Sitting in the front row at a Senate Foreign Relations Committee hearing, directly in sight of committee Chairman John Kerry, two women discreetly held up two pink cardboard signs that read "U.S. War = Terrorism" and "Drone Attacks Kill Civilians."
The women, Toby Blome and Martha Hubert, are part of Code Pink, a nationwide antiwar group that formed in 2002. They were quietly protesting the wars in Iraq and Afghanistan as former CIA agent Robert Grenier testified that a significant increase in troops is required to fend off al-Qaida in the latter country. Since the beginning of the Iraq war in 2003, Code Pink protesters had been a common, often colorful, presence on Capitol Hill.
But starting in 2006, when the Democrats took control of Congress, Code Pink and other antiwar groups lessened their activity. After Barack Obama was elected president, the antiwar movement stagnated.
"Fewer and fewer people were showing up for national meetings, and the fundraising dried up to almost nothing," said Susan Lamont, former president of the board of directors of the now defunct "Not in Our Name" antiwar group. Lamont said such organizations had assumed that Obama's election would mean a speedy withdrawal of U.S. forces from Iraq and Afghanistan, but they placed too much hope in him, considering his calls for a new focus on the Afghanistan war.

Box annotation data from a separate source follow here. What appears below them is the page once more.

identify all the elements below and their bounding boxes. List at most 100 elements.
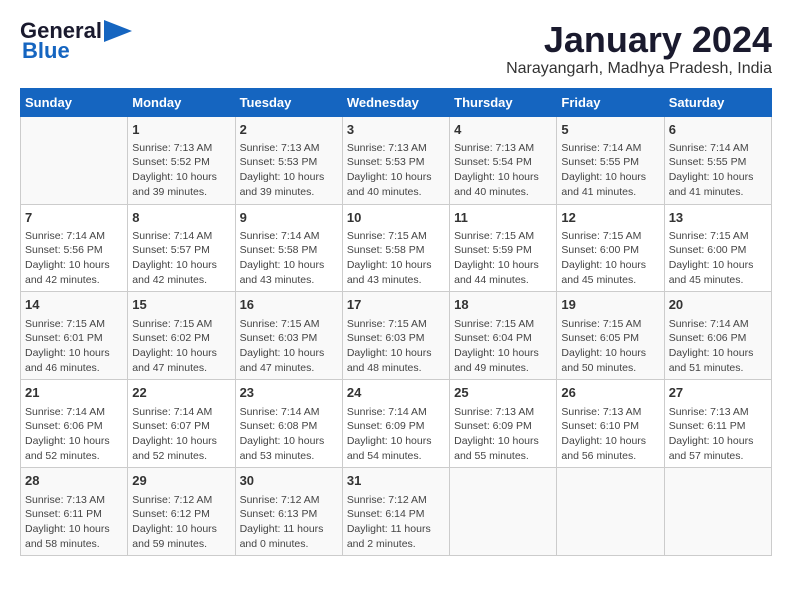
page-title: January 2024 bbox=[506, 20, 772, 60]
day-number: 14 bbox=[25, 296, 123, 314]
calendar-cell: 13Sunrise: 7:15 AM Sunset: 6:00 PM Dayli… bbox=[664, 204, 771, 292]
day-number: 21 bbox=[25, 384, 123, 402]
day-number: 25 bbox=[454, 384, 552, 402]
calendar-cell: 31Sunrise: 7:12 AM Sunset: 6:14 PM Dayli… bbox=[342, 468, 449, 556]
calendar-cell: 8Sunrise: 7:14 AM Sunset: 5:57 PM Daylig… bbox=[128, 204, 235, 292]
weekday-header: Thursday bbox=[450, 88, 557, 116]
calendar-cell: 2 Sunrise: 7:13 AM Sunset: 5:53 PM Daylig… bbox=[235, 116, 342, 204]
day-info: Sunrise: 7:15 AM Sunset: 5:59 PM Dayligh… bbox=[454, 229, 552, 288]
day-info: Sunrise: 7:15 AM Sunset: 6:00 PM Dayligh… bbox=[561, 229, 659, 288]
calendar-cell: 30Sunrise: 7:12 AM Sunset: 6:13 PM Dayli… bbox=[235, 468, 342, 556]
calendar-cell bbox=[664, 468, 771, 556]
calendar-cell: 26 Sunrise: 7:13 AM Sunset: 6:10 PM Dayli… bbox=[557, 380, 664, 468]
day-info: Sunrise: 7:14 AM Sunset: 6:06 PM Dayligh… bbox=[25, 405, 123, 464]
day-info: Sunrise: 7:14 AM Sunset: 5:56 PM Dayligh… bbox=[25, 229, 123, 288]
day-number: 15 bbox=[132, 296, 230, 314]
day-number: 11 bbox=[454, 209, 552, 227]
calendar-cell: 23Sunrise: 7:14 AM Sunset: 6:08 PM Dayli… bbox=[235, 380, 342, 468]
day-info: Sunrise: 7:15 AM Sunset: 5:58 PM Dayligh… bbox=[347, 229, 445, 288]
calendar-cell bbox=[557, 468, 664, 556]
weekday-header: Sunday bbox=[21, 88, 128, 116]
day-info: Sunrise: 7:14 AM Sunset: 5:55 PM Dayligh… bbox=[561, 141, 659, 200]
calendar-cell: 12 Sunrise: 7:15 AM Sunset: 6:00 PM Dayli… bbox=[557, 204, 664, 292]
logo: General Blue bbox=[20, 20, 132, 62]
calendar-cell: 22Sunrise: 7:14 AM Sunset: 6:07 PM Dayli… bbox=[128, 380, 235, 468]
day-number: 18 bbox=[454, 296, 552, 314]
day-number: 5 bbox=[561, 121, 659, 139]
calendar-cell: 14 Sunrise: 7:15 AM Sunset: 6:01 PM Dayli… bbox=[21, 292, 128, 380]
calendar-cell: 6Sunrise: 7:14 AM Sunset: 5:55 PM Daylig… bbox=[664, 116, 771, 204]
calendar-cell: 11 Sunrise: 7:15 AM Sunset: 5:59 PM Dayli… bbox=[450, 204, 557, 292]
calendar-cell: 25 Sunrise: 7:13 AM Sunset: 6:09 PM Dayli… bbox=[450, 380, 557, 468]
day-number: 20 bbox=[669, 296, 767, 314]
day-info: Sunrise: 7:13 AM Sunset: 5:53 PM Dayligh… bbox=[347, 141, 445, 200]
day-info: Sunrise: 7:13 AM Sunset: 6:09 PM Dayligh… bbox=[454, 405, 552, 464]
weekday-header: Wednesday bbox=[342, 88, 449, 116]
day-info: Sunrise: 7:15 AM Sunset: 6:03 PM Dayligh… bbox=[240, 317, 338, 376]
logo-subtext: Blue bbox=[22, 40, 70, 62]
day-number: 29 bbox=[132, 472, 230, 490]
day-info: Sunrise: 7:15 AM Sunset: 6:05 PM Dayligh… bbox=[561, 317, 659, 376]
calendar-table: SundayMondayTuesdayWednesdayThursdayFrid… bbox=[20, 88, 772, 557]
day-number: 24 bbox=[347, 384, 445, 402]
calendar-cell: 5 Sunrise: 7:14 AM Sunset: 5:55 PM Daylig… bbox=[557, 116, 664, 204]
calendar-week-row: 7 Sunrise: 7:14 AM Sunset: 5:56 PM Daylig… bbox=[21, 204, 772, 292]
calendar-cell: 28Sunrise: 7:13 AM Sunset: 6:11 PM Dayli… bbox=[21, 468, 128, 556]
day-number: 26 bbox=[561, 384, 659, 402]
calendar-cell: 3Sunrise: 7:13 AM Sunset: 5:53 PM Daylig… bbox=[342, 116, 449, 204]
calendar-cell: 18 Sunrise: 7:15 AM Sunset: 6:04 PM Dayli… bbox=[450, 292, 557, 380]
day-number: 30 bbox=[240, 472, 338, 490]
weekday-header: Monday bbox=[128, 88, 235, 116]
calendar-cell: 9 Sunrise: 7:14 AM Sunset: 5:58 PM Daylig… bbox=[235, 204, 342, 292]
calendar-cell: 16Sunrise: 7:15 AM Sunset: 6:03 PM Dayli… bbox=[235, 292, 342, 380]
day-info: Sunrise: 7:13 AM Sunset: 6:10 PM Dayligh… bbox=[561, 405, 659, 464]
day-info: Sunrise: 7:14 AM Sunset: 6:09 PM Dayligh… bbox=[347, 405, 445, 464]
calendar-cell: 20 Sunrise: 7:14 AM Sunset: 6:06 PM Dayli… bbox=[664, 292, 771, 380]
day-info: Sunrise: 7:15 AM Sunset: 6:03 PM Dayligh… bbox=[347, 317, 445, 376]
calendar-cell: 17 Sunrise: 7:15 AM Sunset: 6:03 PM Dayli… bbox=[342, 292, 449, 380]
day-number: 12 bbox=[561, 209, 659, 227]
day-info: Sunrise: 7:15 AM Sunset: 6:01 PM Dayligh… bbox=[25, 317, 123, 376]
calendar-week-row: 14 Sunrise: 7:15 AM Sunset: 6:01 PM Dayli… bbox=[21, 292, 772, 380]
day-info: Sunrise: 7:13 AM Sunset: 5:54 PM Dayligh… bbox=[454, 141, 552, 200]
calendar-cell bbox=[450, 468, 557, 556]
page-subtitle: Narayangarh, Madhya Pradesh, India bbox=[506, 60, 772, 78]
day-info: Sunrise: 7:15 AM Sunset: 6:00 PM Dayligh… bbox=[669, 229, 767, 288]
calendar-cell: 27 Sunrise: 7:13 AM Sunset: 6:11 PM Dayli… bbox=[664, 380, 771, 468]
day-number: 6 bbox=[669, 121, 767, 139]
weekday-header: Friday bbox=[557, 88, 664, 116]
calendar-cell: 1Sunrise: 7:13 AM Sunset: 5:52 PM Daylig… bbox=[128, 116, 235, 204]
day-info: Sunrise: 7:15 AM Sunset: 6:04 PM Dayligh… bbox=[454, 317, 552, 376]
day-info: Sunrise: 7:13 AM Sunset: 5:53 PM Dayligh… bbox=[240, 141, 338, 200]
day-info: Sunrise: 7:13 AM Sunset: 5:52 PM Dayligh… bbox=[132, 141, 230, 200]
day-number: 27 bbox=[669, 384, 767, 402]
calendar-cell: 21 Sunrise: 7:14 AM Sunset: 6:06 PM Dayli… bbox=[21, 380, 128, 468]
calendar-cell: 29 Sunrise: 7:12 AM Sunset: 6:12 PM Dayli… bbox=[128, 468, 235, 556]
calendar-week-row: 21 Sunrise: 7:14 AM Sunset: 6:06 PM Dayli… bbox=[21, 380, 772, 468]
day-number: 19 bbox=[561, 296, 659, 314]
day-number: 31 bbox=[347, 472, 445, 490]
calendar-cell bbox=[21, 116, 128, 204]
calendar-cell: 24 Sunrise: 7:14 AM Sunset: 6:09 PM Dayli… bbox=[342, 380, 449, 468]
title-section: January 2024 Narayangarh, Madhya Pradesh… bbox=[506, 20, 772, 78]
calendar-week-row: 28Sunrise: 7:13 AM Sunset: 6:11 PM Dayli… bbox=[21, 468, 772, 556]
day-info: Sunrise: 7:15 AM Sunset: 6:02 PM Dayligh… bbox=[132, 317, 230, 376]
day-info: Sunrise: 7:14 AM Sunset: 6:06 PM Dayligh… bbox=[669, 317, 767, 376]
day-info: Sunrise: 7:14 AM Sunset: 6:07 PM Dayligh… bbox=[132, 405, 230, 464]
day-number: 9 bbox=[240, 209, 338, 227]
calendar-cell: 19 Sunrise: 7:15 AM Sunset: 6:05 PM Dayli… bbox=[557, 292, 664, 380]
day-info: Sunrise: 7:13 AM Sunset: 6:11 PM Dayligh… bbox=[25, 493, 123, 552]
day-number: 4 bbox=[454, 121, 552, 139]
calendar-cell: 4 Sunrise: 7:13 AM Sunset: 5:54 PM Daylig… bbox=[450, 116, 557, 204]
day-number: 7 bbox=[25, 209, 123, 227]
day-number: 8 bbox=[132, 209, 230, 227]
weekday-header: Saturday bbox=[664, 88, 771, 116]
day-info: Sunrise: 7:12 AM Sunset: 6:12 PM Dayligh… bbox=[132, 493, 230, 552]
day-number: 2 bbox=[240, 121, 338, 139]
day-info: Sunrise: 7:13 AM Sunset: 6:11 PM Dayligh… bbox=[669, 405, 767, 464]
day-number: 17 bbox=[347, 296, 445, 314]
day-info: Sunrise: 7:14 AM Sunset: 5:58 PM Dayligh… bbox=[240, 229, 338, 288]
logo-arrow-icon bbox=[104, 20, 132, 42]
calendar-week-row: 1Sunrise: 7:13 AM Sunset: 5:52 PM Daylig… bbox=[21, 116, 772, 204]
weekday-header: Tuesday bbox=[235, 88, 342, 116]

However, Scott Keeter, director of survey research for the Pew Research Center, said that people got what they wanted from Obama. "The protests that were associated with the war in Iraq have declined, but that's because the war in Iraq is winding down," he said. Keeter said it's important to makes a distinction between the general public and antiwar movement. "Generally speaking, Americans have never been much on movements," he said.
The public, according to Keeter, was staunchly opposed to the war in Iraq, but not the one in Afghanistan. "In public opinion, only a minority opposed" both, he said. So when Obama announced the Iraq withdrawal timetable, many people were satisfied and no longer saw the need to actively protest. But there were other factors in the decline of the antiwar movement, according to Eric Garris, director and founder of Antiwar.com. He cited a combination of war fatigue, domestic issues taking the forefront in public debate and the Bush administration leaving office.
"Unfortunately, a lot of the antiwar movement during the Bush administration was more anti-Bush than antiwar," said Garris, who added that Americans are more occupied with issues such as health care reform and the economic crisis. And many people were disillusioned after years of protesting without results.
With waning public approval of the Afghanistan war, however, antiwar groups have noticed an increase in support. "We've had a lot of decentralized action in October," said Gael Murphy, co-founder of Code Pink.
Antiwar actions such as the committee hearing protest, in which Blome and Hubert participated in earlier this month, have slowly started to reemerge. So far this year there have been eight official "disruption of Congress" arrests, compared with only four in all of 2008, according to Capitol Hill Police. These types of protests are likely to increase, said Murphy.
"There is a growing dissatisfaction with Obama's foreign policy and people are mobilizing," she said. "And I think we're going to see much more activity in the fall."